1 French Land Register data, which excludes lakes, ponds, glaciers > 1 km² (0.386 sq mi or 247 acres) and river estuaries.

2 Population without double counting: residents of multiple communes (e.g., students and military personnel) only counted once.

Le Clapier is a commune in the Aveyron department in southern France.


Historical population
Year Pop. ±%
1962 73 —    
1968 96 +31.5%
1975 79 −17.7%
1982 71 −10.1%
1990 67 −5.6%
1999 65 −3.0%
2008 76 +16.9%


The village is located 640 meters above sea level, West of the Causse du Larzac, which is 100 or 200 meters higher. The plateau in the region of Le Clapier, which dates from the Sinemurian age, is very stony and has many low walls and heaps of stones, hence the name as "clapier" is a French word for an accumulation of stones in Occitania. Along the slope of Larzac is a thick layer of black marlstones which date from the Toarcian age. It is streaked due to linear erosion and marl may be found in the local prairies. The edge of Larzac (also called the Western Guillhaumard) is made of large white limestone cliffs dating from the Bathonian age. The marns are rich in fossils of marine animals such as Ammonoidea and Belemnoidea. Also, the valley of the Sorgue close to Larzac reveals sediments dating as far back as the Cambrian Series 2. The village is located on the Mediterranean side of the Atlantic and Mediterranean watershed.

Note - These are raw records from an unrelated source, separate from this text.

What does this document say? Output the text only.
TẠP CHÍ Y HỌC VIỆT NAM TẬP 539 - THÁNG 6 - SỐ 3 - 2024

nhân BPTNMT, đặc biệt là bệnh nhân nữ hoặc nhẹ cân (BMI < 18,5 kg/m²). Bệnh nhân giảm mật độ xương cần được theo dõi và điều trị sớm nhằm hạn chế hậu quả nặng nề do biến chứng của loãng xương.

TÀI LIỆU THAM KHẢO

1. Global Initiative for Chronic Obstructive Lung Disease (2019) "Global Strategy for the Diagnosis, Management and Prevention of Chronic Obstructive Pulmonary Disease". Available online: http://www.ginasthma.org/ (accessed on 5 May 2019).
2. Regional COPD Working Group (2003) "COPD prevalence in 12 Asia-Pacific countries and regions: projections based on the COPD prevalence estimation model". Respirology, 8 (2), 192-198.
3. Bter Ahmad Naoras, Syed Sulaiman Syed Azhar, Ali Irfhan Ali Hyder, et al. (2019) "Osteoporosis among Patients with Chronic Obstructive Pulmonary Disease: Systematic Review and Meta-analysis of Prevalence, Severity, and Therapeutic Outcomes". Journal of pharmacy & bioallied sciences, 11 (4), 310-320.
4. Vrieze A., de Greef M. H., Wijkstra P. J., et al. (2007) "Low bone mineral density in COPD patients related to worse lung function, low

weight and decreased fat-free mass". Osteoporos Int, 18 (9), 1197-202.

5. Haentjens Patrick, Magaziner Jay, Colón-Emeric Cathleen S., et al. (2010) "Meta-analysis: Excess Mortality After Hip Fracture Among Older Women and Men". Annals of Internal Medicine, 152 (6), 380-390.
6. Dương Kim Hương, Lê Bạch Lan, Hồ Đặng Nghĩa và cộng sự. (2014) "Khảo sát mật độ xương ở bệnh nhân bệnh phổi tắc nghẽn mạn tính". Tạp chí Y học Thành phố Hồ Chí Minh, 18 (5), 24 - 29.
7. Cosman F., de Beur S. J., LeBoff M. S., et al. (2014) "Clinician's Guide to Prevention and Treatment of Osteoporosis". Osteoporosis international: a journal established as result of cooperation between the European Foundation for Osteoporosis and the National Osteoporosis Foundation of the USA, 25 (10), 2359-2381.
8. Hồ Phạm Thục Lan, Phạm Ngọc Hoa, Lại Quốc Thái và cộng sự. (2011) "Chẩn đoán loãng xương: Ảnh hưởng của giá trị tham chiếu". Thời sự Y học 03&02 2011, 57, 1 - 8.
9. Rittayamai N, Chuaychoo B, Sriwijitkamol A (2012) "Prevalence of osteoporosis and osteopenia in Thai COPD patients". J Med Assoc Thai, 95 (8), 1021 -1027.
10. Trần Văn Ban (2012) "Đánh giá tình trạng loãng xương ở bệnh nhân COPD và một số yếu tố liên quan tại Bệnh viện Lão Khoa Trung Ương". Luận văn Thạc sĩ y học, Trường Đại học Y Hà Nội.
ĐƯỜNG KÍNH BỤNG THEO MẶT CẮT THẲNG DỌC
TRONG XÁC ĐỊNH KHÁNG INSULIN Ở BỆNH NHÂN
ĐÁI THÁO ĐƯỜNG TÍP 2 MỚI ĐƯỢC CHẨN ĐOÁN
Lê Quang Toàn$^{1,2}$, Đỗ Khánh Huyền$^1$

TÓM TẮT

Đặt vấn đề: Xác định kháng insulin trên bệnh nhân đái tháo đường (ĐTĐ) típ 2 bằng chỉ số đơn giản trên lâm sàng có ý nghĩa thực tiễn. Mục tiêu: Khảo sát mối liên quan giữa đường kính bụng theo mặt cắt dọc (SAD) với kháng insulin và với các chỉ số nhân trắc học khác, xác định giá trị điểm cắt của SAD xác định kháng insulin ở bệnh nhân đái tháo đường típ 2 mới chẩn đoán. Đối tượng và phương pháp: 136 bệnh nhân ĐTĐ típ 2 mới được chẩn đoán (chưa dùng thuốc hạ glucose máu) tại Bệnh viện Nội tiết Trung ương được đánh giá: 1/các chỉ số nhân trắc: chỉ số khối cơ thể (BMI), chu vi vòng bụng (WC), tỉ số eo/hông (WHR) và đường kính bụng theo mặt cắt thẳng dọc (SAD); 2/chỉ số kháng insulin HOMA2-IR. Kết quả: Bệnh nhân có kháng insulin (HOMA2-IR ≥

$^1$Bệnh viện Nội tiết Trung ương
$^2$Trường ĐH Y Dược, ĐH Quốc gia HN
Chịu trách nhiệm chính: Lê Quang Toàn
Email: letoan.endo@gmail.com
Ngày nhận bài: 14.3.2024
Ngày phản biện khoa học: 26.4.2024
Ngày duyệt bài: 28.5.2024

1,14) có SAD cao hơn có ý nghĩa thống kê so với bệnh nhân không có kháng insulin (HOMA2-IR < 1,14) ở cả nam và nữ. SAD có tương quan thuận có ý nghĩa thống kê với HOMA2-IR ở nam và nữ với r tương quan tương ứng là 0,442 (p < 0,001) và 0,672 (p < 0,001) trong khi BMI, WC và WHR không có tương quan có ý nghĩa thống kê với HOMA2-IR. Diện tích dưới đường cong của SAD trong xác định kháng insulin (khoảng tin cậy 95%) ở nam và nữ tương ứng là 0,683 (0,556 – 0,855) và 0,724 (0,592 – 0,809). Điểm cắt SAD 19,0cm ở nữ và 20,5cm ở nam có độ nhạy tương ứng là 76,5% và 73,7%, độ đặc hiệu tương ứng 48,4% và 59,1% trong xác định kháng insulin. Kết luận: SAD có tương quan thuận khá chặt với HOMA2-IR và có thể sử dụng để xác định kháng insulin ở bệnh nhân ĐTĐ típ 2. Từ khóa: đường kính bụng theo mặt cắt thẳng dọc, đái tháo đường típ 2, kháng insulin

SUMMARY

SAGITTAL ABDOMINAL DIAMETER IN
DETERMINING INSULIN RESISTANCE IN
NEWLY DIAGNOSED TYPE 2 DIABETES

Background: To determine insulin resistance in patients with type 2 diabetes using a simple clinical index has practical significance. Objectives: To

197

In the center of the village, the Clapier castle is made of the remains of a medieval fort, probably built by the Hospitallers of Jerusalem. The bottom part of a tower contains several arrow slits. It was ruined at the times of the Wars of Religion, but was partially reconstructed in the 17th and 18th centuries to become a farm. Episcopal archives mention that the fort of Clapier was built for pilgrims on the Way of St. James to shelter them from wolves and brigands. It contained dormitories, a bread oven, the commander's residence and a prison.

The Jardin botanique de Saint Xist is also located in Le Clapier.